Оказавшись вдруг посреди волнистой и необъятной пустынной равнины без друзей, без сестры, с волшебными таблетками в кулаке, Лиза испугалась, но не удивилась. Сказка есть сказка, случиться может всякое — надо быть готовой к неожиданностям. Только вот что теперь с Аленкой?
Девочка вздохнула и задумалась: как ей быть? Лечь на песок, обмотать голову свитером от солнечного удара и ждать, пока кто-то придет на помощь — несолидно. Значит, надо идти. Куда? Вокруг — сколько хватает глаз — не видно даже холма, за которым можно надеяться встретить оазис.
Поразмыслив, Лиза сняла свитер, обвязала им голову, повернулась так, чтобы солнце светило ей в затылок, и пошла к горизонту. Кто его знает? Может, это обитатели Волшебной страны проверяют ее на мужество и стойкость? В кармане джинсов девочка обнаружила забытую барбариску, сунула ее в рот, и будущее окончательно представилось ей не таким уж страшным.
Так прошло неизвестно сколько времени, но, наверное, немного, потому что солнце за Лизиной спиной только чуть сдвинулось к закату. Но идти становилось все тяжелее. Ноги вдавливались в песок, передвигаться быстро было невозможно. Песок набивался в кроссовки, приходилось то и дело останавливаться и вытряхивать его. Лиза попробовала было идти босиком, но обожгла ноги и обулась снова.
Есть ей не хотелось, но пить… Что там пепси-кола! При виде чашки обычной воды, казалось Лизе, она умерла бы от счастья. Да еще начинала разбаливаться голова.
Был, правда, резерв — волшебные таблетки. Девять красных — бесстрашие и девять зеленых — быстрота и ловкость. Значит, можно продержаться 4–5 часов. Желтые — таблетки хитрости — здесь, наверное, ни к чему. Кого здесь перехитришь посреди песков — саму себя?
Все же Лиза очень надеялась обойтись без таблеток. Ведь было ясно сказано: их можно расходовать только в самом крайнем случае.
Пот заливал глаза, очки то и дело соскальзывали с переносицы. Пришлось снять их и сунуть в карман. Близорукими глазами девочка вглядывалась в расплывающийся горизонт, и вот там вдали забрезжила темная полоска.

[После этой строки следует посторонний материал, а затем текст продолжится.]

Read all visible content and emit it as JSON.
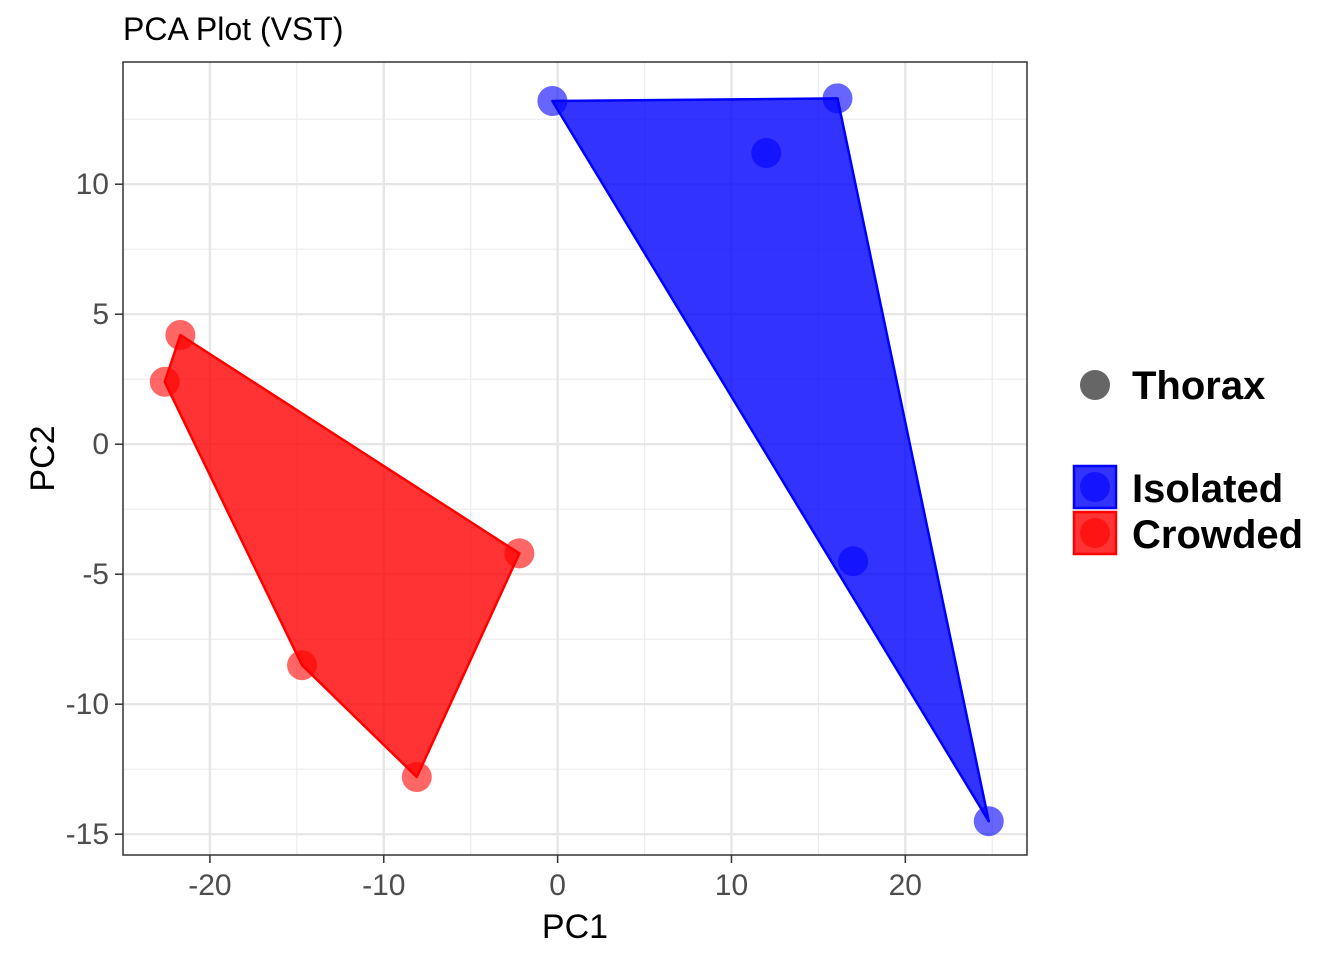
{
  "chart_data": {
    "type": "scatter",
    "title": "PCA Plot (VST)",
    "xlabel": "PC1",
    "ylabel": "PC2",
    "xlim": [
      -25,
      27
    ],
    "ylim": [
      -15.8,
      14.7
    ],
    "x_ticks": [
      -20,
      -10,
      0,
      10,
      20
    ],
    "x_tick_labels": [
      "-20",
      "-10",
      "0",
      "10",
      "20"
    ],
    "y_ticks": [
      -15,
      -10,
      -5,
      0,
      5,
      10
    ],
    "y_tick_labels": [
      "-15",
      "-10",
      "-5",
      "0",
      "5",
      "10"
    ],
    "grid": true,
    "legend_position": "right",
    "shape_legend": {
      "label": "Thorax",
      "color": "#666666"
    },
    "hulls": true,
    "series": [
      {
        "name": "Isolated",
        "color": "#0000ff",
        "points": [
          {
            "x": -0.3,
            "y": 13.2
          },
          {
            "x": 16.1,
            "y": 13.3
          },
          {
            "x": 12.0,
            "y": 11.2
          },
          {
            "x": 17.0,
            "y": -4.5
          },
          {
            "x": 24.8,
            "y": -14.5
          }
        ],
        "hull": [
          0,
          1,
          4
        ]
      },
      {
        "name": "Crowded",
        "color": "#ff0000",
        "points": [
          {
            "x": -21.7,
            "y": 4.2
          },
          {
            "x": -22.6,
            "y": 2.4
          },
          {
            "x": -2.2,
            "y": -4.2
          },
          {
            "x": -14.7,
            "y": -8.5
          },
          {
            "x": -8.1,
            "y": -12.8
          }
        ],
        "hull": [
          0,
          2,
          4,
          3,
          1
        ]
      }
    ]
  }
}
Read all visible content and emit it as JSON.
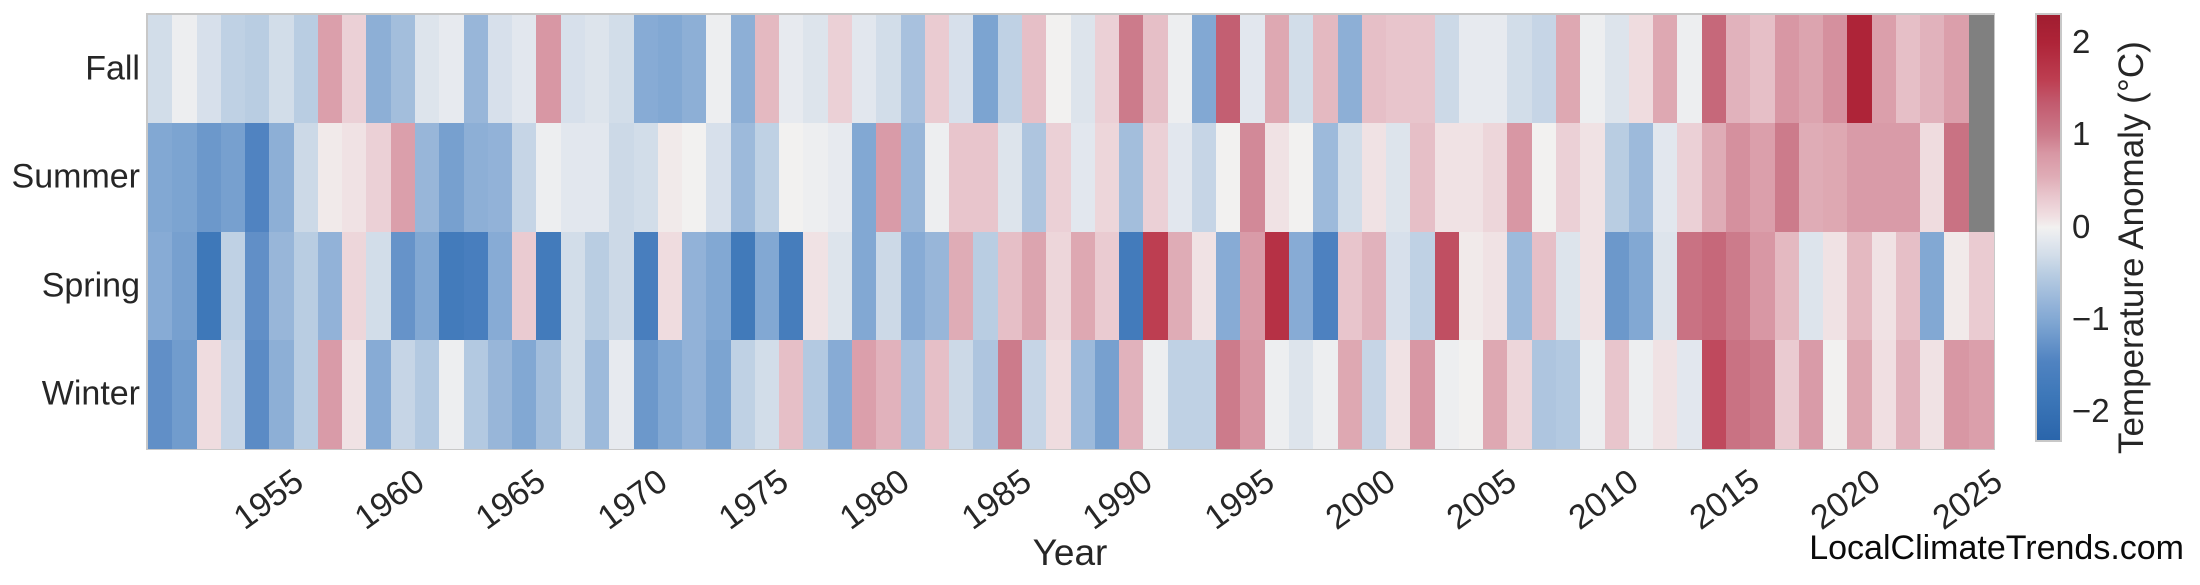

Лиза, как могла, прибавила шагу, ойкая от боли в ногах. Непослушный сухой язык, казалось, распух во рту и горел от жажды. Темная полоска приближалась. Уже можно было различить издали ветвистые кроны пальм и какое-то легкое ажурное строение в глубине за ними, — наверное, башенку дворца.
Еще немного, еще двадцать шагов, еще чуть-чуть… Когда Лизе показалось, что до нее доносится даже легкий ветерок, шевелящий листья пальм, видение вдруг качнулось, задрожало и растаяло колдовским маревом.
«Мираж», — поняла девочка. Ноги больше не держали ее. Лиза опустилась на песок, легла на живот, лицом в ком свитера и, забыв о своем стремлении бороться до конца, решила умереть.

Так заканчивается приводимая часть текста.